Yield: About 30 (1 1/2” x 4 1/2”) crackers.
Chef’s Notes: You can also prep the dough in advance and either chill or freeze it until you’re ready to make the crackers. Also, please note that za'atar typically contains sesame seeds. However, since I've already included them as a cracker dough ingredient, and didn't want them to be pulsed into oblivion along with the fresh herbs in the za'atar, this is why the sesame seeds are supposed to be added later as a separate entity, along with the other seeds.

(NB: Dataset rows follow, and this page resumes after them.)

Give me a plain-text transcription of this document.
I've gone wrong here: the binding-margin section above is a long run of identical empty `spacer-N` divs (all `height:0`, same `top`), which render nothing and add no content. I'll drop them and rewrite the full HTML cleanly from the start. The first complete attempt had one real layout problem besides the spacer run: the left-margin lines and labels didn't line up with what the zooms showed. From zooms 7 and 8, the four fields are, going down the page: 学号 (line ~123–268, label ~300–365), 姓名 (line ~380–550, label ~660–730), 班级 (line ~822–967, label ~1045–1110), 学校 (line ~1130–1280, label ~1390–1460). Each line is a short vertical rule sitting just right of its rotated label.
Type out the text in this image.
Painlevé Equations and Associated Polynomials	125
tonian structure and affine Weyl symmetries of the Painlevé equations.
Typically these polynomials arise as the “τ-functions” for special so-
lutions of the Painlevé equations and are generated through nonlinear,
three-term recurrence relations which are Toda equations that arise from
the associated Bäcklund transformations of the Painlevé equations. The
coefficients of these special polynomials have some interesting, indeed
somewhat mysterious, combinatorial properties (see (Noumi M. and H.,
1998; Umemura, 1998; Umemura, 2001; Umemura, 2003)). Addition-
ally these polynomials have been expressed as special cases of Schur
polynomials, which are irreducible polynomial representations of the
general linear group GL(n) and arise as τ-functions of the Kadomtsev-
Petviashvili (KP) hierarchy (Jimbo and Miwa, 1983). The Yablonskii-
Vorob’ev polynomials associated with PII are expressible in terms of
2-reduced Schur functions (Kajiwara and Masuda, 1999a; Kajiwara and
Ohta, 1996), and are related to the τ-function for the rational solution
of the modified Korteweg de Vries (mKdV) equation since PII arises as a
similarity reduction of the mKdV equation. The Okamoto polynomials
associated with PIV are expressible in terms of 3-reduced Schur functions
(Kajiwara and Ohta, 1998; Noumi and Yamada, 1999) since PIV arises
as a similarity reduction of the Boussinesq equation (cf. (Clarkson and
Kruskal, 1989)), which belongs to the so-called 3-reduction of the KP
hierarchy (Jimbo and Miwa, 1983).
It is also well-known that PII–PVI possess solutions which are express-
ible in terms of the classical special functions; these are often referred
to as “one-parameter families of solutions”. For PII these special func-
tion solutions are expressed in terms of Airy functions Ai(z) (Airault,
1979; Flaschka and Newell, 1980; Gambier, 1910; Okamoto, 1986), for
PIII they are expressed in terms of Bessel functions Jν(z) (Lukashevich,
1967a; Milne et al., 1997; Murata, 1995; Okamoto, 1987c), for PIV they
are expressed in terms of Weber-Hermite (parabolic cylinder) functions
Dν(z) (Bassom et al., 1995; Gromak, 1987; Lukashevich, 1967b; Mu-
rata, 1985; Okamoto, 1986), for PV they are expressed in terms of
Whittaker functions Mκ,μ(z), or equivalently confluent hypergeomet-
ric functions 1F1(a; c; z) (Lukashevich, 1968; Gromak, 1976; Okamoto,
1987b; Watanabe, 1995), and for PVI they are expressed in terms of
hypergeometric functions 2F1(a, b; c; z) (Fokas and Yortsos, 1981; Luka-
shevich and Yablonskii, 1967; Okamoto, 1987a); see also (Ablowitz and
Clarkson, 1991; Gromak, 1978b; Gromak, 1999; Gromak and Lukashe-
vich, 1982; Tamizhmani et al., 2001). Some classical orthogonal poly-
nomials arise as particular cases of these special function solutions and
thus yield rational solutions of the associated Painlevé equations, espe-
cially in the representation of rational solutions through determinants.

Adaptations: To make this recipe vegan, either use an egg substitute like Ener-G Egg Replacer or prepare the following homemade egg substitute: Pour 1 Tbsp. flaxseed into a small bowl, add 2-3 Tbsp. water, and stir until well-combined. Allow mixture to sit for about 10 minutes or so, or until it puffs up a bit and forms a gel. This mixture will take the place of the egg as the binding agent for the crackers.
To make this recipe Paleo, simply omit the salt and the baking soda. Your crackers will be a bit flatter without the baking soda, but if you'd prefer your crackers to be a bit thicker, then roll them out to the desired thickness, which after baking, will remain about the same.